Com 3 mil atendimentos em um ano em Porto Alegre, serviço para migrantes e refugiados se muda para novo endereço

SJMR efetivou mais de 80 contratações em empresas do Rio Grande do Sul e já está em atividade na Avenida Venâncio Aires, o Serviço Jesuíta a Migrantes e Refugiados (SJMR Brasil) completou um ano de portas abertas em Porto Alegre no último sábado (22), com a mudança para uma sede nova. O espaço funciona como um centro de acolhida e atendimento gratuito à população migrante (vinda do Exterior e de outros Estados) e refugiados. A inauguração oficial ocorre somente em 18 de fevereiro, mas o centro, que antes ficava no bairro Menino Deus, já funciona no novo endereço, na Avenida Venâncio Aires, bairro Farroupilha. O objetivo da mudança é garantir melhor infraestrutura e facilitar o acesso.

Apenas neste primeiro ano de funcionamento, o centro realizou mais de 3 mil atendimentos, além de efetivar mais de 80 contratações de migrantes em empresas do Rio Grande do Sul. Foram realizadas ainda quatro jornadas de integração comunitária, cursos de português e de qualificação, entregas de doações, sessões informativas, entre outras ações de integração local.

De acordo com Lucas do Nascimento, assistente social e coordenador do SJMR em Porto Alegre e Florianópolis, nos últimos anos, nascidos na Venezuela e no Haiti são a maioria dos migrantes no Brasil. Há mais de 1,1 milhão de registros migratórios ativos, além de mais de 295 mil solicitações de refúgio e 40 mil refugiados reconhecidos.

A migrante venezuelana Tina Belisario, 55 anos, técnica em Fisioterapia, se mudou para o Brasil em março de 2021. Seu filho já morava em Canoas há um ano e a influenciou a se mudar para o país, onde considera haver oportunidades para imigrantes venezuelanos.
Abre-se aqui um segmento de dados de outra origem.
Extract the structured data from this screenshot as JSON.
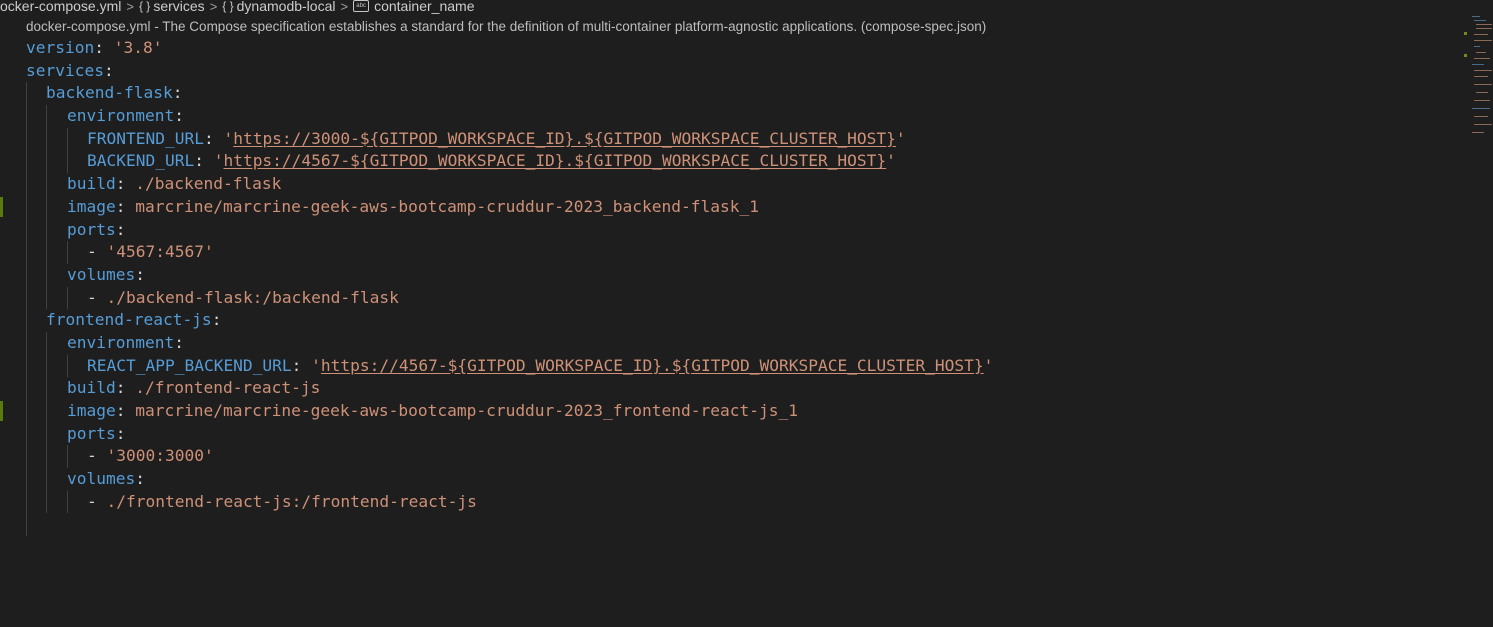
{
  "breadcrumb": {
    "file": "ocker-compose.yml",
    "services": "services",
    "dynamodb": "dynamodb-local",
    "container": "container_name",
    "object_icon": "{ }",
    "separator": ">"
  },
  "schema_hint": "docker-compose.yml - The Compose specification establishes a standard for the definition of multi-container platform-agnostic applications. (compose-spec.json)",
  "yaml": {
    "version_key": "version",
    "version_value": "'3.8'",
    "services_key": "services",
    "backend": {
      "name": "backend-flask",
      "environment_key": "environment",
      "frontend_url_key": "FRONTEND_URL",
      "frontend_url_value": "https://3000-${GITPOD_WORKSPACE_ID}.${GITPOD_WORKSPACE_CLUSTER_HOST}",
      "backend_url_key": "BACKEND_URL",
      "backend_url_value": "https://4567-${GITPOD_WORKSPACE_ID}.${GITPOD_WORKSPACE_CLUSTER_HOST}",
      "build_key": "build",
      "build_value": "./backend-flask",
      "image_key": "image",
      "image_value": "marcrine/marcrine-geek-aws-bootcamp-cruddur-2023_backend-flask_1",
      "ports_key": "ports",
      "port_value": "'4567:4567'",
      "volumes_key": "volumes",
      "volume_value": "./backend-flask:/backend-flask"
    },
    "frontend": {
      "name": "frontend-react-js",
      "environment_key": "environment",
      "react_url_key": "REACT_APP_BACKEND_URL",
      "react_url_value": "https://4567-${GITPOD_WORKSPACE_ID}.${GITPOD_WORKSPACE_CLUSTER_HOST}",
      "build_key": "build",
      "build_value": "./frontend-react-js",
      "image_key": "image",
      "image_value": "marcrine/marcrine-geek-aws-bootcamp-cruddur-2023_frontend-react-js_1",
      "ports_key": "ports",
      "port_value": "'3000:3000'",
      "volumes_key": "volumes",
      "volume_value": "./frontend-react-js:/frontend-react-js"
    },
    "colon": ":",
    "dash": "- ",
    "quote": "'"
  },
  "colors": {
    "background": "#1e1e1e",
    "key": "#569cd6",
    "string": "#ce9178",
    "plain": "#d4d4d4",
    "modified_gutter": "#587c0c"
  }
}
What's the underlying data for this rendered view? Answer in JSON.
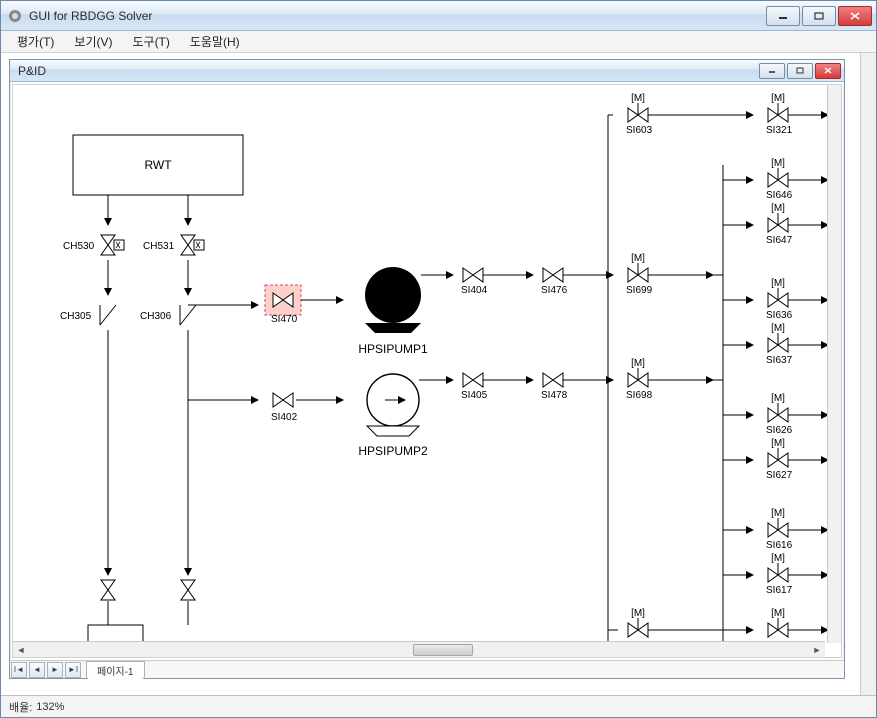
{
  "window": {
    "title": "GUI for RBDGG Solver"
  },
  "menu": {
    "evaluate": "평가(T)",
    "view": "보기(V)",
    "tools": "도구(T)",
    "help": "도움말(H)"
  },
  "inner": {
    "title": "P&ID"
  },
  "nav": {
    "page_tab": "페이지-1"
  },
  "status": {
    "zoom_label": "배율:",
    "zoom_value": "132%"
  },
  "diagram": {
    "blocks": {
      "rwt": "RWT",
      "pump1": "HPSIPUMP1",
      "pump2": "HPSIPUMP2"
    },
    "valves": {
      "ch530": "CH530",
      "ch531": "CH531",
      "ch305": "CH305",
      "ch306": "CH306",
      "si470": "SI470",
      "si402": "SI402",
      "si404": "SI404",
      "si476": "SI476",
      "si699": "SI699",
      "si405": "SI405",
      "si478": "SI478",
      "si698": "SI698",
      "si603": "SI603",
      "si321": "SI321",
      "si646": "SI646",
      "si647": "SI647",
      "si636": "SI636",
      "si637": "SI637",
      "si626": "SI626",
      "si627": "SI627",
      "si616": "SI616",
      "si617": "SI617"
    }
  }
}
O acordo era que ele e sua família a receberiam em casa até que ela começasse a trabalhar. Quando chegou, Tina foi à procura de escritórios que atendessem imigrantes, mas não os encontrou. 

Em junho, ficou doente e não conseguiu mais trabalhar, o que a obrigou a deixar o emprego, no qual lavava louças em uma padaria. Em agosto, alguns amigos venezuelanos lhe falaram sobre o SJMR. Tina entrou em contato com o centro e marcou um atendimento – mas perdeu a oportunidade, porque não conseguiu dinheiro para se deslocar até Porto Alegre. Para sua felicidade, conseguiu remarcar. Lá, recebeu o apoio que buscava.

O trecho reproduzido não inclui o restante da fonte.